The United States Supreme Court this week ruled that a South Carolina woman and Planned Parenthood do not have a legal right, known as standing, to bring a lawsuit challenging South Carolina’s decision to exclude Planned Parenthood from the state’s Medicaid program. The decision means that states can effectively prohibit Planned Parenthood and other abortion providers from receiving public funds for non-abortion services.

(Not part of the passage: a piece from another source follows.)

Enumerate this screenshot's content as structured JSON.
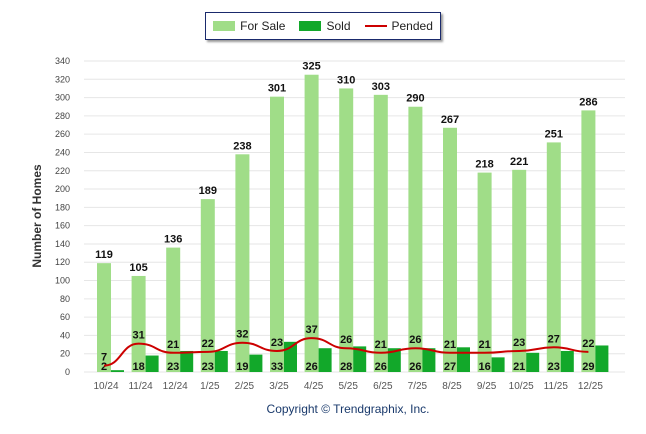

The case–Medina v. Planned Parenthood South Atlantic–stems from a 2018 executive order from South Carolina Gov. Henry McMaster that cut off public funds to two Planned Parenthood facilities in the state. While federal law prohibits Medicaid payments for abortion, Planned Parenthood can receive funds for other services. The plaintiffs sued and won at the district court and court of appeals. In a 6-3 decision, the high court reversed.
Justice Neil Gorsuch, writing for the majority, held that a provision of the Medicaid Act requiring states to ensure that Medicaid patients can obtain care from “any qualified provider” does not create the kind of clear and unambiguous right to allow private lawsuits alleging violations of the provision.
Bishop Daniel Thomas, chairman of the United States Conference of Catholic Bishops’ Committee on Pro-Life Activities, praised the decision. “South Carolina was right to deny Planned Parenthood taxpayer dollars. A group dedicated to ending children’s lives deserves no public support,” Thomas said. “Abortion is not health care, and lives will be saved because South Carolina has chosen to not fund clinics that pretend it is. Publicly funded programs like Medicaid should only support authentic, life-affirming options for mothers and children in need.”